Ian Alan Paul (US)

Guantanamo Bay Museum of Art and History, 2012-ongoing 

Exhibition Framework; installation; marketing materials

 

The EU Bird Migration Authority, 2012

Printed materials; website; video

Guantanamo Bay, or Gitmo as it is usually referred to, is one of those places that doesn’t seem to exist. No one really gets to see the place, as reporters’ and other visitors’ experiences are carefully shaped and guided by U.S. authorities. The detention camp, as a place where people are held, interrogated, and sometimes tortured, remains an imaginary place for all but the prisoners and the national security officials who operate it. Week by week, we seem to read both of its imminent closure and its stubborn persistence, making the end of the prison paradoxically appear as inevitable and impossible. 

 

The Guantanamo Bay Museum of Art and History (GBMAH), an imaginary museum that speculatively exists in place of the prison, draws its power from this resonance: if Gitmo exists because of one fiction, perhaps another can close it? In other words: If one form of legal and political exception allowed for Gitmo to emerge, perhaps another kind of imaginative exception is needed to finally make it nothing more than a memory.

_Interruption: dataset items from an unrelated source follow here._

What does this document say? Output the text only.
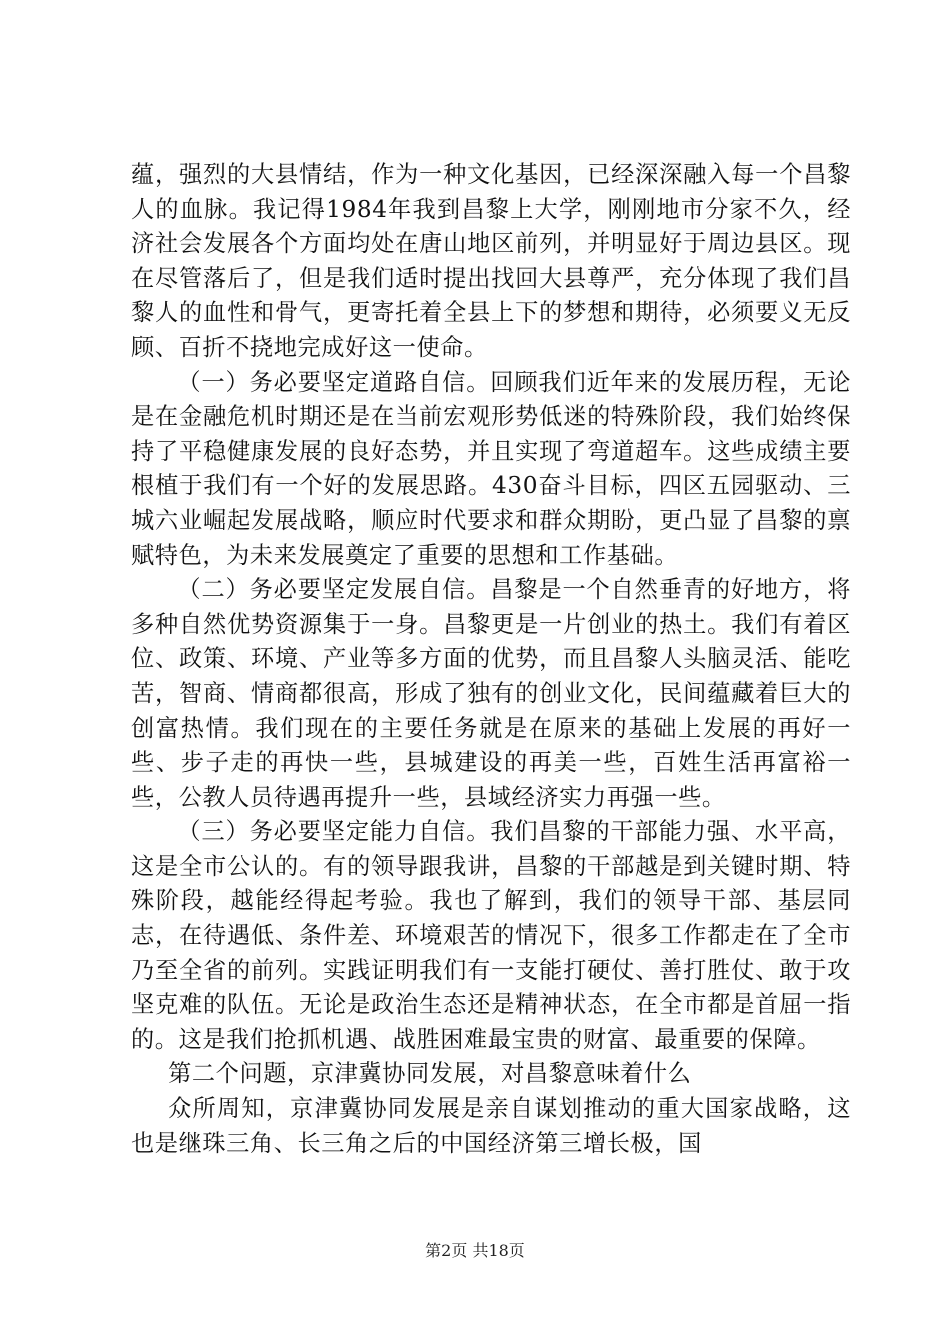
蕴，强烈的大县情结，作为一种文化基因，已经深深融入每一个昌黎人的血脉。我记得1984年我到昌黎上大学，刚刚地市分家不久，经济社会发展各个方面均处在唐山地区前列，并明显好于周边县区。现在尽管落后了，但是我们适时提出找回大县尊严，充分体现了我们昌黎人的血性和骨气，更寄托着全县上下的梦想和期待，必须要义无反顾、百折不挠地完成好这一使命。

（一）务必要坚定道路自信。回顾我们近年来的发展历程，无论是在金融危机时期还是在当前宏观形势低迷的特殊阶段，我们始终保持了平稳健康发展的良好态势，并且实现了弯道超车。这些成绩主要根植于我们有一个好的发展思路。430奋斗目标，四区五园驱动、三城六业崛起发展战略，顺应时代要求和群众期盼，更凸显了昌黎的禀赋特色，为未来发展奠定了重要的思想和工作基础。

（二）务必要坚定发展自信。昌黎是一个自然垂青的好地方，将多种自然优势资源集于一身。昌黎更是一片创业的热土。我们有着区位、政策、环境、产业等多方面的优势，而且昌黎人头脑灵活、能吃苦，智商、情商都很高，形成了独有的创业文化，民间蕴藏着巨大的创富热情。我们现在的主要任务就是在原来的基础上发展的再好一些、步子走的再快一些，县城建设的再美一些，百姓生活再富裕一些，公教人员待遇再提升一些，县域经济实力再强一些。

（三）务必要坚定能力自信。我们昌黎的干部能力强、水平高，这是全市公认的。有的领导跟我讲，昌黎的干部越是到关键时期、特殊阶段，越能经得起考验。我也了解到，我们的领导干部、基层同志，在待遇低、条件差、环境艰苦的情况下，很多工作都走在了全市乃至全省的前列。实践证明我们有一支能打硬仗、善打胜仗、敢于攻坚克难的队伍。无论是政治生态还是精神状态，在全市都是首屈一指的。这是我们抢抓机遇、战胜困难最宝贵的财富、最重要的保障。

第二个问题，京津冀协同发展，对昌黎意味着什么

众所周知，京津冀协同发展是亲自谋划推动的重大国家战略，这也是继珠三角、长三角之后的中国经济第三增长极，国

第2页 共18页
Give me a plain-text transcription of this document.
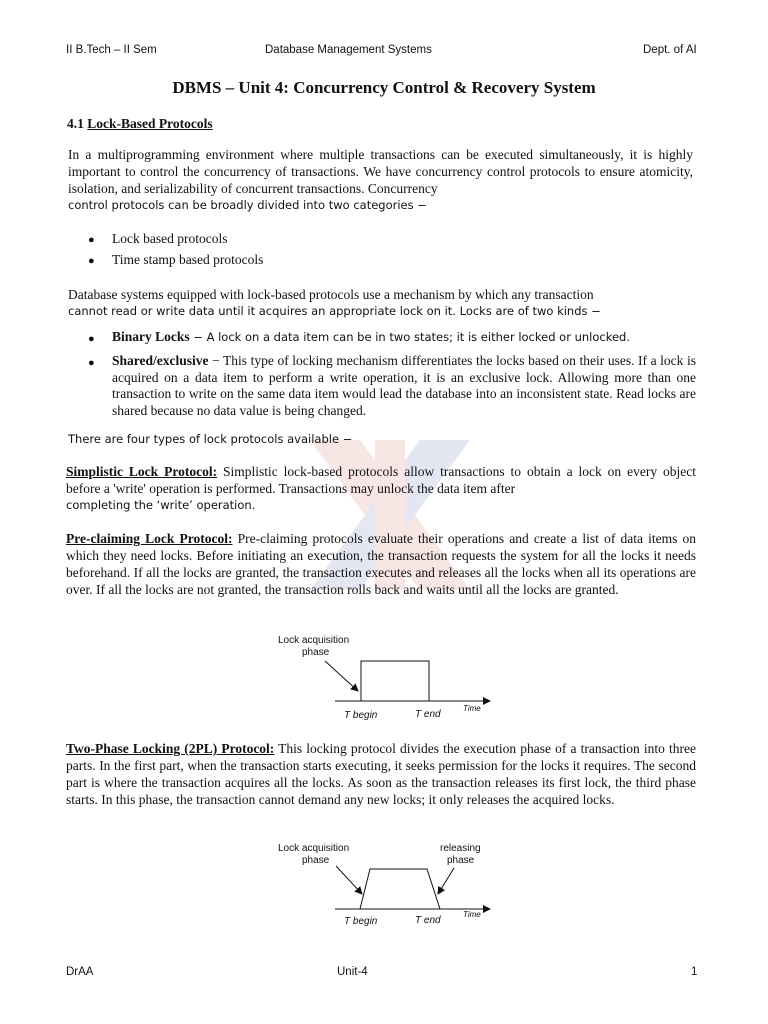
II B.Tech – II Sem	Database Management Systems	Dept. of AI
DBMS – Unit 4: Concurrency Control & Recovery System
4.1 Lock-Based Protocols
In a multiprogramming environment where multiple transactions can be executed simultaneously, it is highly important to control the concurrency of transactions. We have concurrency control protocols to ensure atomicity, isolation, and serializability of concurrent transactions. Concurrency
control protocols can be broadly divided into two categories −
● Lock based protocols
● Time stamp based protocols
Database systems equipped with lock-based protocols use a mechanism by which any transaction
cannot read or write data until it acquires an appropriate lock on it. Locks are of two kinds −
● Binary Locks − A lock on a data item can be in two states; it is either locked or unlocked.
● Shared/exclusive − This type of locking mechanism differentiates the locks based on their uses. If a lock is acquired on a data item to perform a write operation, it is an exclusive lock. Allowing more than one transaction to write on the same data item would lead the database into an inconsistent state. Read locks are shared because no data value is being changed.
There are four types of lock protocols available −
Simplistic Lock Protocol: Simplistic lock-based protocols allow transactions to obtain a lock on every object before a 'write' operation is performed. Transactions may unlock the data item after
completing the ‘write’ operation.
Pre-claiming Lock Protocol: Pre-claiming protocols evaluate their operations and create a list of data items on which they need locks. Before initiating an execution, the transaction requests the system for all the locks it needs beforehand. If all the locks are granted, the transaction executes and releases all the locks when all its operations are over. If all the locks are not granted, the transaction rolls back and waits until all the locks are granted.
Lock acquisition
phase
T begin	T end
Time
Two-Phase Locking (2PL) Protocol: This locking protocol divides the execution phase of a transaction into three parts. In the first part, when the transaction starts executing, it seeks permission for the locks it requires. The second part is where the transaction acquires all the locks. As soon as the transaction releases its first lock, the third phase starts. In this phase, the transaction cannot demand any new locks; it only releases the acquired locks.
Lock acquisition
phase
releasing
phase
T begin	T end
Time
DrAA	Unit-4	1
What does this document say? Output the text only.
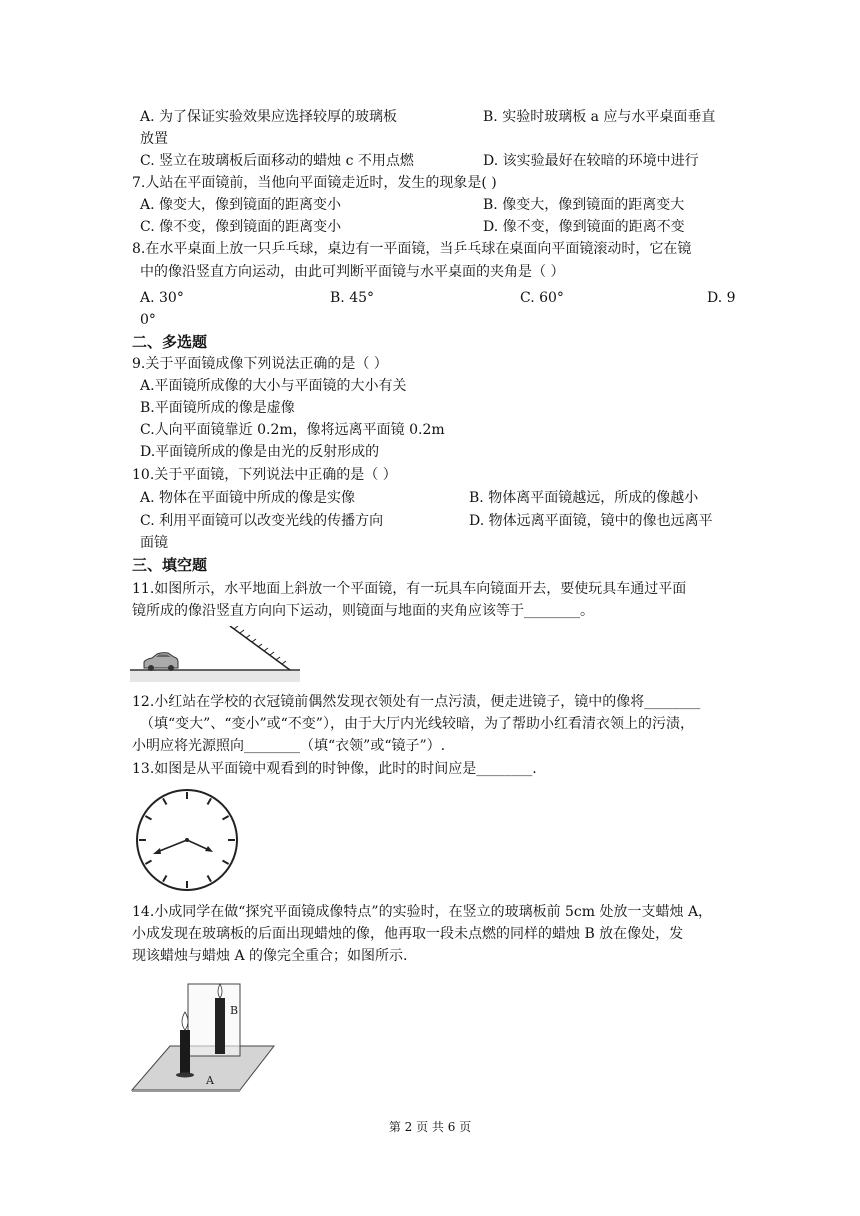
A. 为了保证实验效果应选择较厚的玻璃板	B. 实验时玻璃板 a 应与水平桌面垂直
放置
C. 竖立在玻璃板后面移动的蜡烛 c 不用点燃	D. 该实验最好在较暗的环境中进行
7.人站在平面镜前，当他向平面镜走近时，发生的现象是( )
A. 像变大，像到镜面的距离变小	B. 像变大，像到镜面的距离变大
C. 像不变，像到镜面的距离变小	D. 像不变，像到镜面的距离不变
8.在水平桌面上放一只乒乓球，桌边有一平面镜，当乒乓球在桌面向平面镜滚动时，它在镜
中的像沿竖直方向运动，由此可判断平面镜与水平桌面的夹角是（ ）
A. 30°	B. 45°	C. 60°	D. 9
0°
二、多选题
9.关于平面镜成像下列说法正确的是（ ）
A.平面镜所成像的大小与平面镜的大小有关
B.平面镜所成的像是虚像
C.人向平面镜靠近 0.2m，像将远离平面镜 0.2m
D.平面镜所成的像是由光的反射形成的
10.关于平面镜，下列说法中正确的是（ ）
A. 物体在平面镜中所成的像是实像	B. 物体离平面镜越远，所成的像越小
C. 利用平面镜可以改变光线的传播方向	D. 物体远离平面镜，镜中的像也远离平
面镜
三、填空题
11.如图所示，水平地面上斜放一个平面镜，有一玩具车向镜面开去，要使玩具车通过平面
镜所成的像沿竖直方向向下运动，则镜面与地面的夹角应该等于________。
12.小红站在学校的衣冠镜前偶然发现衣领处有一点污渍，便走进镜子，镜中的像将________
（填“变大”、“变小”或“不变”），由于大厅内光线较暗，为了帮助小红看清衣领上的污渍，
小明应将光源照向________（填“衣领”或“镜子”）.
13.如图是从平面镜中观看到的时钟像，此时的时间应是________.
14.小成同学在做“探究平面镜成像特点”的实验时，在竖立的玻璃板前 5cm 处放一支蜡烛 A，
小成发现在玻璃板的后面出现蜡烛的像，他再取一段未点燃的同样的蜡烛 B 放在像处，发
现该蜡烛与蜡烛 A 的像完全重合；如图所示.
B
A
第 2 页 共 6 页
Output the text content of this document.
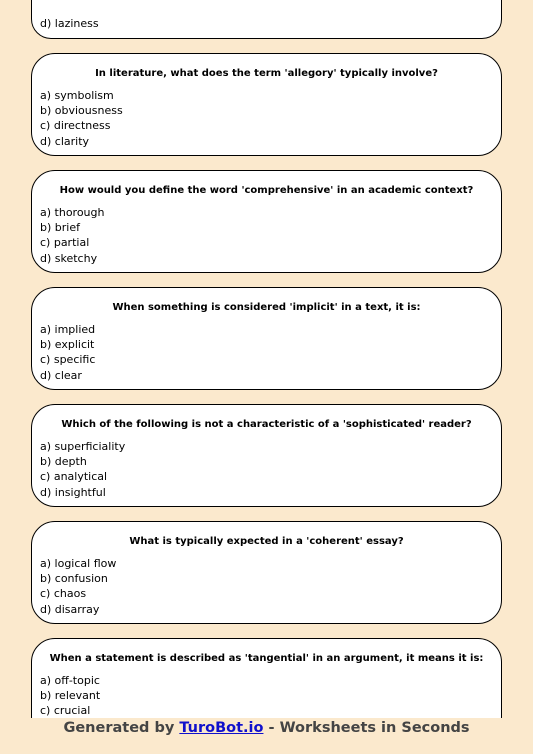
d) laziness
In literature, what does the term 'allegory' typically involve?
a) symbolism
b) obviousness
c) directness
d) clarity
How would you define the word 'comprehensive' in an academic context?
a) thorough
b) brief
c) partial
d) sketchy
When something is considered 'implicit' in a text, it is:
a) implied
b) explicit
c) specific
d) clear
Which of the following is not a characteristic of a 'sophisticated' reader?
a) superficiality
b) depth
c) analytical
d) insightful
What is typically expected in a 'coherent' essay?
a) logical flow
b) confusion
c) chaos
d) disarray
When a statement is described as 'tangential' in an argument, it means it is:
a) off-topic
b) relevant
c) crucial
Generated by TuroBot.io - Worksheets in Seconds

The EU Bird Migration Authority is a fictional agency created while Ian Alan Paul was participating in an artist residency at the HomeSession project in Barcelona, Spain. The work acts as an investigation into the politics and ethics of the policing of human migration, and also explores the conceptual divide between human and animal migrants. Much of the materials used in the project are repurposed/remixed media from the Frontex (the EU border agency) archives.

 

In addition to existing as a conceptual website and critical fiction, the project also incorporates video, photography, and maps that are organized in the form of a gallery installation.